Persistent homology is a computationally intensive and yet extremely powerful tool for Topological Data Analysis. Applying the tool on potentially infinite sequence of data objects is a challenging task. For this reason, persistent homology and data stream mining have long been two important but disjoint areas of data science. The first computational model, that was recently introduced to bridge the gap between the two areas, is useful for detecting steady or gradual changes in data streams, such as certain genomic modifications during the evolution of species. However, that model is not suitable for applications that encounter abrupt changes of extremely short duration.
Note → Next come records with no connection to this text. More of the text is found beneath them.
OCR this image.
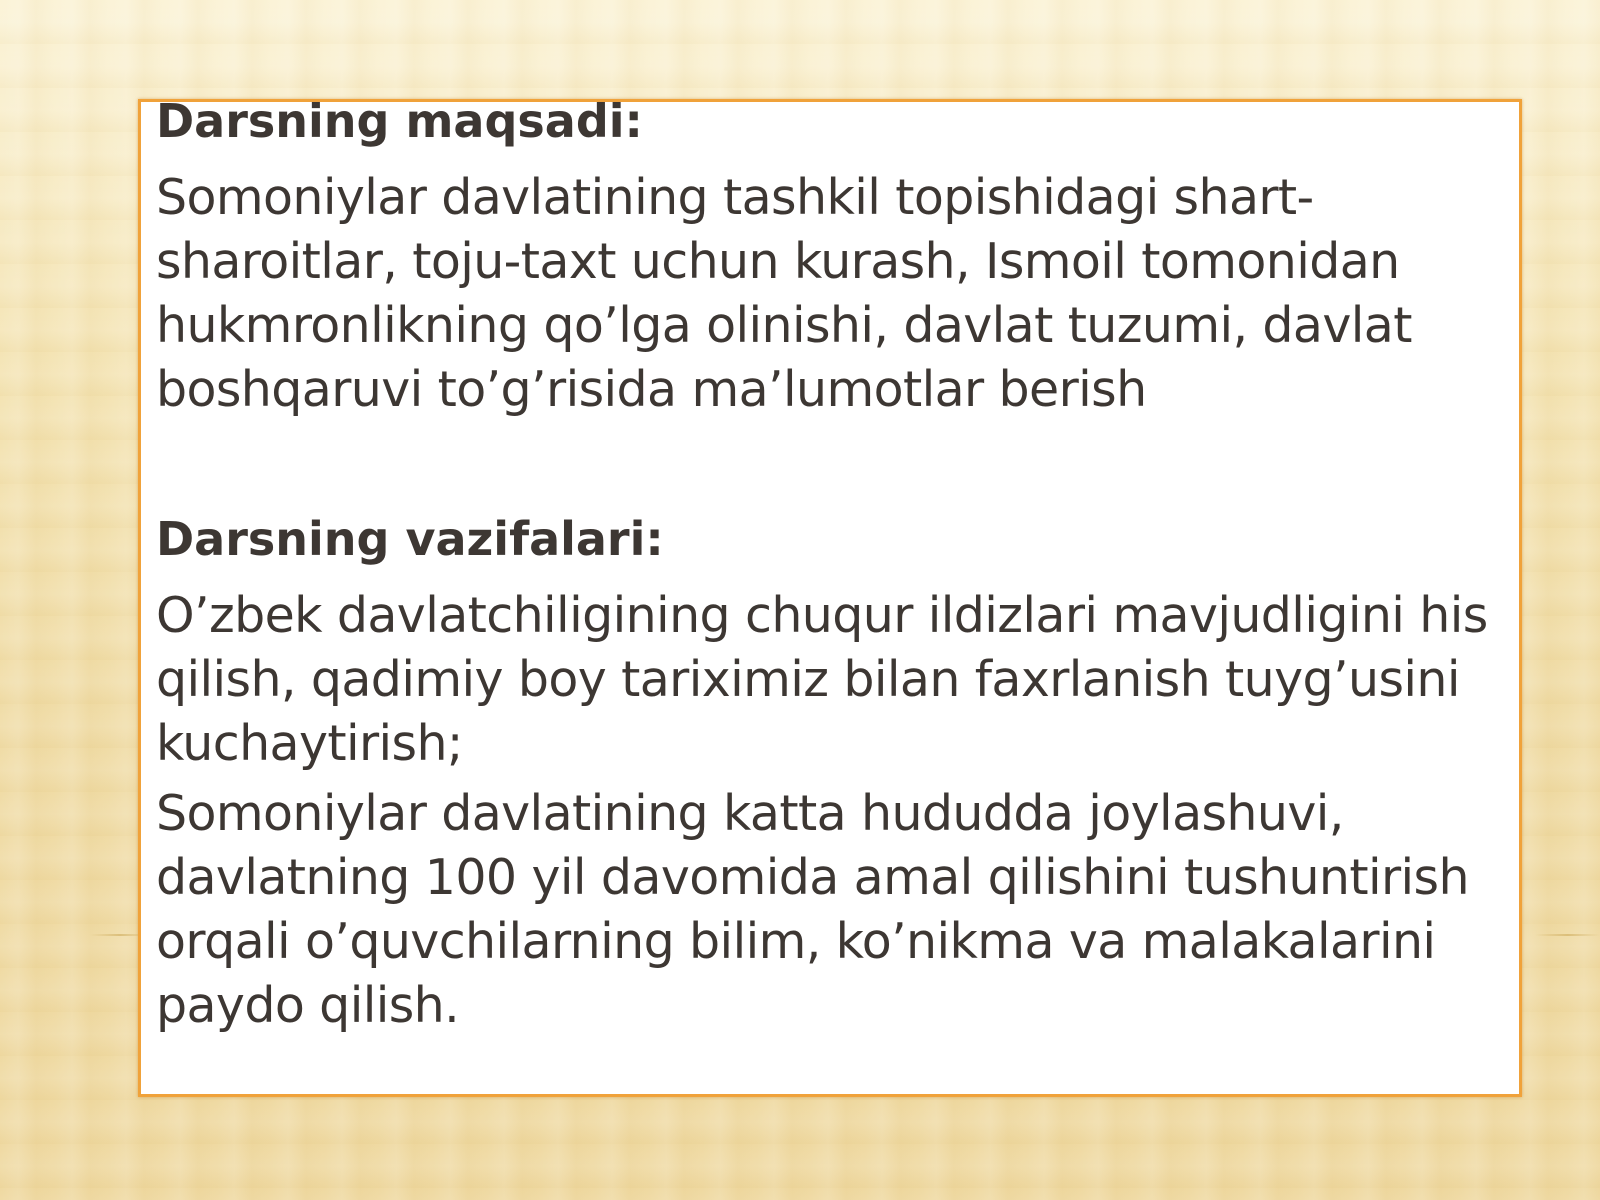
Darsning maqsadi:

Somoniylar davlatining tashkil topishidagi shart-sharoitlar, toju-taxt uchun kurash, Ismoil tomonidan hukmronlikning qo’lga olinishi, davlat tuzumi, davlat boshqaruvi to’g’risida ma’lumotlar berish

Darsning vazifalari:

O’zbek davlatchiligining chuqur ildizlari mavjudligini his qilish, qadimiy boy tariximiz bilan faxrlanish tuyg’usini kuchaytirish;

Somoniylar davlatining katta hududda joylashuvi, davlatning 100 yil davomida amal qilishini tushuntirish orqali o’quvchilarning bilim, ko’nikma va malakalarini paydo qilish.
This paper presents another model for computing persistent homology on streaming data that addresses the shortcoming of the previous work. The model is validated on the important real-world application of network anomaly detection. It is shown that in addition to detecting the occurrence of anomalies or attacks in computer networks, the proposed model is able to visually identify several types of traffic. Moreover, the model can accurately detect abrupt changes of extremely short as well as longer duration in the network traffic. These capabilities are not achievable by the previous model or by traditional data mining techniques.

查看原文本刊更多论文

使用拓扑数据摘要计算流数据的持久同源性

持久同源性是拓扑数据分析的一种计算密集但功能极其强大的工具。将该工具应用于可能无限序列的数据对象是一项具有挑战性的任务。因此，持久同源性和数据流挖掘长期以来一直是数据科学的两个重要但不相交的领域。最近引入的第一个计算模型是为了弥合这两个领域之间的差距，它有助于检测数据流中的稳定或渐进变化，例如物种进化过程中的某些基因组修饰。然而，该模型不适用于遇到持续时间极短的突然变化的应用程序。本文提出了另一种在流数据上计算持久同源性的模型，解决了先前工作的不足。该模型在网络异常检测的重要现实应用中得到了验证。结果表明，除了检测计算机网络中异常或攻击的发生外，所提出的模型还能够直观地识别几种类型的流量。此外，该模型可以准确地检测网络流量中持续时间极短和较长的突然变化。这些功能是以前的模型或传统数据挖掘技术无法实现的。

本文章由计算机程序翻译，如有差异，请以英文原文为准。

求助全文

约1分钟内获得全文求助全文

来源期刊

Computational Intelligence 工程技术-计算机：人工智能

CiteScore

6.90

自引率

3.60%

发文量

审稿时长

>12 weeks

期刊介绍： This leading international journal promotes and stimulates research in the field of artificial intelligence (AI). Covering a wide range of issues - from the tools and languages of AI to its philosophical implications - Computational Intelligence provides a vigorous forum for the publication of both experimental and theoretical research, as well as surveys and impact studies. The journal is designed to meet the needs of a wide range of AI workers in academic and industrial research.